弁護士会の読書

※本欄の記述はあくまで会員の個人的意見です。

2022年11月30日

「伊達騒動」の真相

日本史(江戸)


(霧山昴)
著者 平川 新 、 出版 吉川弘文館

 面白い本です。江戸時代の大名家も、内情はいろいろあって、大揺れに揺れるところも少なくなかったようです。確認されているお家騒動は40件以上。お家騒動とは、大名家に発生した内紛のこと。福岡藩の黒田騒動、佐賀藩の鍋島騒動、加賀藩の加賀騒動が有名だが、それより有名なのは、仙台藩の伊達騒動。
 伊達騒動は17世紀の仙台藩に起きた二つの事件から成る。その一は、放蕩(ほうとう)にふける三代藩主の伊達綱宗が藩主に就任してわずか2年で強制隠居させられたこと。その二は、仙台藩奉行(家老)の原田甲斐宗輔が、藩主一門の伊達安芸宗重を境界争論の審理中に大老酒井雅楽頭(うたのかみ)忠清邸で斬殺したこと。普通の大名なら即とりつぶしの理由になるような大事件が、わずか10年の間に2度も起きた。それでも仙台藩は取りつぶされなかった。なぜ、なのか...。
 二代藩主であった伊達忠宗は、生前、綱宗の挙動に大きな不安を抱いていた。綱宗の行儀の悪さは相当なもので、父親(忠宗)の叱責にも聞き入れないのなら、勘当する(親子の縁を切る)とまで思っていた。すなわち、綱宗は酒乱気の気があった。父の忠宗は、綱宗に「一滴も飲むな」と断酒を命じていた。
 筑後柳川藩10万石の大名・立花忠茂は、綱宗の監視役に就いた。忠茂は綱宗の義兄になる。藩主・綱宗の「御行跡」が悪いのは、「夜行」、つまり遊郭の吉原通いのこと。
 しかし、結局、1660年7月、立花忠茂・伊達宗勝などが幕府に綱宗の隠居と弟または亀千代への相続を願い出た。この連署証文には、14人が加わった。主要な一門と奉行。当時、藩政を運営していた主要な人物が署名に加わった。綱宗の隠居願いは、藩の重臣の総意だった。
 逼塞(ひっそく)とは、門を閉ざして白昼の出入りを許さないこと。閉門は門扉や窓を閉ざし、昼夜ともに出入りを許さない監禁形。

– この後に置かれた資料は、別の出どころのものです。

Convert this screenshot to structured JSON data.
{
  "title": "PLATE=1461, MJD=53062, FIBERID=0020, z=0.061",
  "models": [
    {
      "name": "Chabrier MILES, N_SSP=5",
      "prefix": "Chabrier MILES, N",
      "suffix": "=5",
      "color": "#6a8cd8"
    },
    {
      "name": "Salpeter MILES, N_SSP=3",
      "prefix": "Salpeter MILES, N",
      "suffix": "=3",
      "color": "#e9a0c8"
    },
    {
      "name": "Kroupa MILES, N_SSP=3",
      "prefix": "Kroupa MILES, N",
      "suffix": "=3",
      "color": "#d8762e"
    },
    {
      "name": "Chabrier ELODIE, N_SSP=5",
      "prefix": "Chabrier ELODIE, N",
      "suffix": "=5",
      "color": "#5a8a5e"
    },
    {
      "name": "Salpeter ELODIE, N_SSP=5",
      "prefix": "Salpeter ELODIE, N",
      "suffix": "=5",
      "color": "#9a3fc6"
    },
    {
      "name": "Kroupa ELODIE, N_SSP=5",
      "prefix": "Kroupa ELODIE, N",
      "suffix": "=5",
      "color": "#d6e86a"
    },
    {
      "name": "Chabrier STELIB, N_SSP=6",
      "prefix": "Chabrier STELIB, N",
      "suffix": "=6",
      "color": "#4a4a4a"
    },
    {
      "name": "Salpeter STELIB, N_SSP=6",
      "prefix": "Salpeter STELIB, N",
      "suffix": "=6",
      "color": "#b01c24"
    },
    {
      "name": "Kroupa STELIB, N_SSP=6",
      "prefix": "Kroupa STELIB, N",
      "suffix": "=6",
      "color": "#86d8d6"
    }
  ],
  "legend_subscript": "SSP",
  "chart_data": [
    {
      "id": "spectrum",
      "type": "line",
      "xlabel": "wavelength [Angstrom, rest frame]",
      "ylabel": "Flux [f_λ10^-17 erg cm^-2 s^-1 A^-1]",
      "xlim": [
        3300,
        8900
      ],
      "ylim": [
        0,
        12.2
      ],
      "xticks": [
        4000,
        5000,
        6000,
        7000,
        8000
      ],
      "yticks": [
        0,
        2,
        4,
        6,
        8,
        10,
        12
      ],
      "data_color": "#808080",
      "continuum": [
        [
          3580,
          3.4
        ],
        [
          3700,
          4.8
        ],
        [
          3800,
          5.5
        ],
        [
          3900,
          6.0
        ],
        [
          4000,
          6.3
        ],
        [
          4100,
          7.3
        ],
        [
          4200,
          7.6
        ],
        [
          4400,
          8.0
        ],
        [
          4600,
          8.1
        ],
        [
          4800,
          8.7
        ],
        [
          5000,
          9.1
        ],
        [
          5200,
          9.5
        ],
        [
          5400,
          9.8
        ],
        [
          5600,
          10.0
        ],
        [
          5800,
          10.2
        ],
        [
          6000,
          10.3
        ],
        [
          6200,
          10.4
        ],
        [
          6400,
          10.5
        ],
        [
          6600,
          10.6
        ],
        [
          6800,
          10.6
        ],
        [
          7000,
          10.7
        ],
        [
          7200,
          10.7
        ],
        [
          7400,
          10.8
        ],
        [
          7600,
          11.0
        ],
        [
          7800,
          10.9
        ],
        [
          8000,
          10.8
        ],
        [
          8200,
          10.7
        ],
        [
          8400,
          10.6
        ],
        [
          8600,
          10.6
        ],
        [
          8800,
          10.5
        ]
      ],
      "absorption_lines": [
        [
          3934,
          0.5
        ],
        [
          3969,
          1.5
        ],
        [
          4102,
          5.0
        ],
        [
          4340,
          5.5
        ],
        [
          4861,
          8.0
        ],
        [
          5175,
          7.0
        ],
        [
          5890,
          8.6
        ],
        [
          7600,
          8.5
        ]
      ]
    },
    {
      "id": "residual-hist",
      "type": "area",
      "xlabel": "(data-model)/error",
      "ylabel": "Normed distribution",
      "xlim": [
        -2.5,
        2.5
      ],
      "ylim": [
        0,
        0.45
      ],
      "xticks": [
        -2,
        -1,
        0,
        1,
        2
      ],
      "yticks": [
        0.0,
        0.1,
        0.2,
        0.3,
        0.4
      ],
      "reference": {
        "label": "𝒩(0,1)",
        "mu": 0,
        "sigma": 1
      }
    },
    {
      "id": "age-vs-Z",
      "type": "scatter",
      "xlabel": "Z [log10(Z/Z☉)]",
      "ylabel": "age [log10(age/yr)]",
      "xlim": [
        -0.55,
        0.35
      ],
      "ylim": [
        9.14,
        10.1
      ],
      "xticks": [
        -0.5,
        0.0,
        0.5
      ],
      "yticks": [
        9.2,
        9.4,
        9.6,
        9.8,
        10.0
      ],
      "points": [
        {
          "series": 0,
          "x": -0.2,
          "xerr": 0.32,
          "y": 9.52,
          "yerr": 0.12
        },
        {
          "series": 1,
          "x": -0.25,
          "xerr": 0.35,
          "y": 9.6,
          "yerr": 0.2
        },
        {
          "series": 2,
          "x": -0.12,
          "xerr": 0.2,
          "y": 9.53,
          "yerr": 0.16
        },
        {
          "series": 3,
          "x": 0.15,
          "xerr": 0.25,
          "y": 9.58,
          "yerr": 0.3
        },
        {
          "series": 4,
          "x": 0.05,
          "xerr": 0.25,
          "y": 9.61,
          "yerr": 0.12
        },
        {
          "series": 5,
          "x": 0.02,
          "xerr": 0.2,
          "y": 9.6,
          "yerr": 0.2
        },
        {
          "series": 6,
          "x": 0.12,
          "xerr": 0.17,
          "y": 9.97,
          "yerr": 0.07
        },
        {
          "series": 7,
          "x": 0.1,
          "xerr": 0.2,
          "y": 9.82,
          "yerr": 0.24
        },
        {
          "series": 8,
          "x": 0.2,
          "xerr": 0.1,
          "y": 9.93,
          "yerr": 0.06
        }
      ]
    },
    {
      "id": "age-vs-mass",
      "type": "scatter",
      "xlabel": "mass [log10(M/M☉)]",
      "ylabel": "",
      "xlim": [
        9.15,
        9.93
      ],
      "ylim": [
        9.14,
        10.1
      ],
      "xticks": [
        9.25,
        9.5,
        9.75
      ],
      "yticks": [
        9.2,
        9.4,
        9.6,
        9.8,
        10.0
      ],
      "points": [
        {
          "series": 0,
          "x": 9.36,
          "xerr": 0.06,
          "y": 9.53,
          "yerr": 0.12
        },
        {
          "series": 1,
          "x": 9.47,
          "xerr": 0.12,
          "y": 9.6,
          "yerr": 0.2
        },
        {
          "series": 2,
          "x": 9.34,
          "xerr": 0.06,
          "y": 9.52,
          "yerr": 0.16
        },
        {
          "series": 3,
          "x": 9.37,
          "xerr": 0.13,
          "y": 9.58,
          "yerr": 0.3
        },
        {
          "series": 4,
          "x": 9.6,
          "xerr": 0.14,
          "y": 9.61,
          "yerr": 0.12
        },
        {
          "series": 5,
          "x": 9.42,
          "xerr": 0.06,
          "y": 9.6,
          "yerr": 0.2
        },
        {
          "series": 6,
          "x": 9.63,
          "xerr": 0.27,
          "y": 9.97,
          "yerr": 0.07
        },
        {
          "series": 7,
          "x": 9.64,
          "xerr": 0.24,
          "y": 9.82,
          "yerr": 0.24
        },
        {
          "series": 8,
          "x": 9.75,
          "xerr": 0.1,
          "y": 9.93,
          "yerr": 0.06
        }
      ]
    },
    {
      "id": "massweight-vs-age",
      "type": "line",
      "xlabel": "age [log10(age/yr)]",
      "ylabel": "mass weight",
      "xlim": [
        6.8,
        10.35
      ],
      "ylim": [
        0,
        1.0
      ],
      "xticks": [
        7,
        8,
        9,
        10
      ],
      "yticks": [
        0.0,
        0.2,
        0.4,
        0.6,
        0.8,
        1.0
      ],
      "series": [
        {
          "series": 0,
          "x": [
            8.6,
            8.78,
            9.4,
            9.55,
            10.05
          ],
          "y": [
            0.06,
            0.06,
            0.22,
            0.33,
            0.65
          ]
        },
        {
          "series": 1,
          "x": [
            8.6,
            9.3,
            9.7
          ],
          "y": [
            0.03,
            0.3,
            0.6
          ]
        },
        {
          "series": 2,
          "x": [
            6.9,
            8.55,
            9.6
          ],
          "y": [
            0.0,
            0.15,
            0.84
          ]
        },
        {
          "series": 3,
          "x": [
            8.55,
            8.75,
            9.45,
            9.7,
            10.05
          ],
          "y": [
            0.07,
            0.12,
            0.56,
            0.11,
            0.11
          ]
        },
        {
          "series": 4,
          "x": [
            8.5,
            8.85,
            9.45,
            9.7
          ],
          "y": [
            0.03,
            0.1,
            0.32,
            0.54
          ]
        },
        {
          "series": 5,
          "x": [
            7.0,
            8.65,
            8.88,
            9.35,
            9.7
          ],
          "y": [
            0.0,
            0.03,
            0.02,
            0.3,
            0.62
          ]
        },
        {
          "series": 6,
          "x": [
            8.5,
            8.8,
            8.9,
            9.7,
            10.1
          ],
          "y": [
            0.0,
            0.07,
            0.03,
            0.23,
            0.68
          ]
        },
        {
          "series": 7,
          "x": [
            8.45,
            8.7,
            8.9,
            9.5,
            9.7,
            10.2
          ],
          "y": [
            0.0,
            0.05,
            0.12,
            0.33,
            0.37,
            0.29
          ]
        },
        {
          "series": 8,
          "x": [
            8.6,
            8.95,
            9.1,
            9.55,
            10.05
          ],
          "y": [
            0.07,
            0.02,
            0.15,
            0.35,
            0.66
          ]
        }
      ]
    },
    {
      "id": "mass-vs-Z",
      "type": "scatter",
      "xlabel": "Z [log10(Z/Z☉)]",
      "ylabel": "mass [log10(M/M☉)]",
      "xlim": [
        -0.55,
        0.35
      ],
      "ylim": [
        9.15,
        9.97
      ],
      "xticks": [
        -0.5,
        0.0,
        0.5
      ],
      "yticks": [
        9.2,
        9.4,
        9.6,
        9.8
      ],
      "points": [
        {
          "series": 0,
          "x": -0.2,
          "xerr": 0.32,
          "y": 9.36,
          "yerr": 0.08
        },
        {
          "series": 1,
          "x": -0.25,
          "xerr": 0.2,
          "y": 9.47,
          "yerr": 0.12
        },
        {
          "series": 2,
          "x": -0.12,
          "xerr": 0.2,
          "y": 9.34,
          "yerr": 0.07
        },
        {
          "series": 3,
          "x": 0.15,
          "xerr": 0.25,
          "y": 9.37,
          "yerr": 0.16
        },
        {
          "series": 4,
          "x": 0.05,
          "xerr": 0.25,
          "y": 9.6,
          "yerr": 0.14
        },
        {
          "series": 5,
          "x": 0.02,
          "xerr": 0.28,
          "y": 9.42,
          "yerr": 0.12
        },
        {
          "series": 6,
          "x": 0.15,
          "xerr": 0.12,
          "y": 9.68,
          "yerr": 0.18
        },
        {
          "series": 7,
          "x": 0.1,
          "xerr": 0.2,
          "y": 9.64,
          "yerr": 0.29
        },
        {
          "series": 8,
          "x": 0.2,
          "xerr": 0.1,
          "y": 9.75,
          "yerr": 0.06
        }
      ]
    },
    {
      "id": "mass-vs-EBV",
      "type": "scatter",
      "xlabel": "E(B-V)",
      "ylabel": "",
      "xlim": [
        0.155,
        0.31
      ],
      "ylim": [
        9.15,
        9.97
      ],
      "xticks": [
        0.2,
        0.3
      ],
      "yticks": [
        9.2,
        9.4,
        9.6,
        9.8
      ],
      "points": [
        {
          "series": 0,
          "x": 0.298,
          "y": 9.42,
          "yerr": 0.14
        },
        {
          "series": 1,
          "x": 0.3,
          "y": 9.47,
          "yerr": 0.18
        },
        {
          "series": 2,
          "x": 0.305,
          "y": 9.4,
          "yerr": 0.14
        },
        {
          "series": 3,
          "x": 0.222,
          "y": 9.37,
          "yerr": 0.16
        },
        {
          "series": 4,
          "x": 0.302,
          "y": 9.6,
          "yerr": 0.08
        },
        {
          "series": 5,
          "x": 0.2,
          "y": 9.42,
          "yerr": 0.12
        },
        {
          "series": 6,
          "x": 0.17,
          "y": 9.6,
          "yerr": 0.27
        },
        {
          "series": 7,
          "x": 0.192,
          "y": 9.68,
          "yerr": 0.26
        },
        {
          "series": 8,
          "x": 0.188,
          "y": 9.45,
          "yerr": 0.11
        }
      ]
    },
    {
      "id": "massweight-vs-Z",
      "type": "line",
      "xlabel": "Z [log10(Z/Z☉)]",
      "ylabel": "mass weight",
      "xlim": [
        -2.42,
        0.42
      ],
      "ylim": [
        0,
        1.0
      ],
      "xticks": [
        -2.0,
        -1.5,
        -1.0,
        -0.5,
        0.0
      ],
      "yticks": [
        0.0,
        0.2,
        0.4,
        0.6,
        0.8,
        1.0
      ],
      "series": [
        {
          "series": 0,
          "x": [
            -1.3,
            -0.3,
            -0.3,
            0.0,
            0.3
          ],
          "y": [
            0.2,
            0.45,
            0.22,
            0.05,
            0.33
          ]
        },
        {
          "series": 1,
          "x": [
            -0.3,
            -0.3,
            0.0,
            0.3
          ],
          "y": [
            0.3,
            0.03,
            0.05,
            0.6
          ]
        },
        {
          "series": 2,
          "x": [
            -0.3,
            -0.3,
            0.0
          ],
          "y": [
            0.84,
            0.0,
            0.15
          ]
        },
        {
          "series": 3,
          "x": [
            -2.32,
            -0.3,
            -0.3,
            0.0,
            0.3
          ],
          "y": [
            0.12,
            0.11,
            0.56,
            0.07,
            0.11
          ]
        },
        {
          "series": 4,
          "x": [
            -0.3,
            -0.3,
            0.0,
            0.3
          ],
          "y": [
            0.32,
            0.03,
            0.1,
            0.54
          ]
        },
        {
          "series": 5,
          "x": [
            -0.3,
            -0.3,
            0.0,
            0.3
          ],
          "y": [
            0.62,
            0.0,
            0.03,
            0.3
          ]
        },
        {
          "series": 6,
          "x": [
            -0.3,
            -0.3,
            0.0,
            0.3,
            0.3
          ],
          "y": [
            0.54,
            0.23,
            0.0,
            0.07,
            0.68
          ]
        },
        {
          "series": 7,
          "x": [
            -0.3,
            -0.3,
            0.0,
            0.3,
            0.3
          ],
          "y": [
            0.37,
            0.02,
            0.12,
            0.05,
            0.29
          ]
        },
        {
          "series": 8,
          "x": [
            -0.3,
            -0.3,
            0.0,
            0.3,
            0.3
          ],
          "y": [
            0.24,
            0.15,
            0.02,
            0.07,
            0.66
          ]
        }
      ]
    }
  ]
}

処分としては、逼塞より閉門のほうが罪が重い。
 閉門とされた綱宗は、仙台藩の下屋敷(品川屋敷)に移り、72歳で亡くなるまで、ひっそりと生活した。とはいうものの、実は、綱宗には側室の初子のほか、7人もの側室がいて、初子とのあいだに2人の男子、そして他の側室から7人の男子と11人の女子が生まれた。いやはや、たいしたものですね...。これでは普通の隠居と変わりませんね。
 このころ、仙台藩の財政状況は悪く、逼迫しはじめていた。二つめの伊達騒動の原因をつくったのは野谷地(のやち)、つまり未開発の原野や湿地帯についての争い。係争地は蔵入地によるという明確な方針が忘れ去られ、また、重要な証拠となるはずの「国絵図」も思い出されなかった。信じられませんね...。
 幕府の老中たちは、すでに早くから仙台藩における治政の乱れを知っていた。
 1671(寛政11)年3月27日、大老酒井忠清邸の大書院で、原田甲斐宗輔が、やにわに脇差を抜いて伊達宗重の首筋に切りつけ、宗重は即死した。原田も斬られた。
 この原田の乱心について、著者は、原田に非があったことは明らかなので、結局、身の破滅を悟り、逆上して刃傷に及んだとみるのが自然だとしています。
 この大事件が起きた当日、老中は仙台藩のとりつぶしはないから心配するなと明言したとのこと。ただし、綱宗のあとを継いだ幼い藩主の後見人たちは責任を問われています。
 また、原田宗輔の4人の男子は切腹を命じられ、5歳と1歳の孫たちも処刑された。男子の血筋は根絶やしにされた。これは厳しい処分ですね。
 伊達騒動は、単なる権力闘争ではなく、野谷地という知行地の境界相論に端を発する民衆社会のあり方にかかわった騒動だった。なるほど、そのように評価できるのですね。
 山本周五郎の『樅(もみ)の木は残った』は、原田宗輔について、大老酒井と伊達宗勝による仙台藩乗っ取りを防いだ忠臣だと評価する。しかし、そのストーリーはつじつまがあっていない展開だと著者は批判しています。
 また、伊達家を改易すれば、その反響の大きさに幕府は恐れをなし、とても改易なんかできなかったとしています。なーるほど、ですね。大変勉強になる本でした。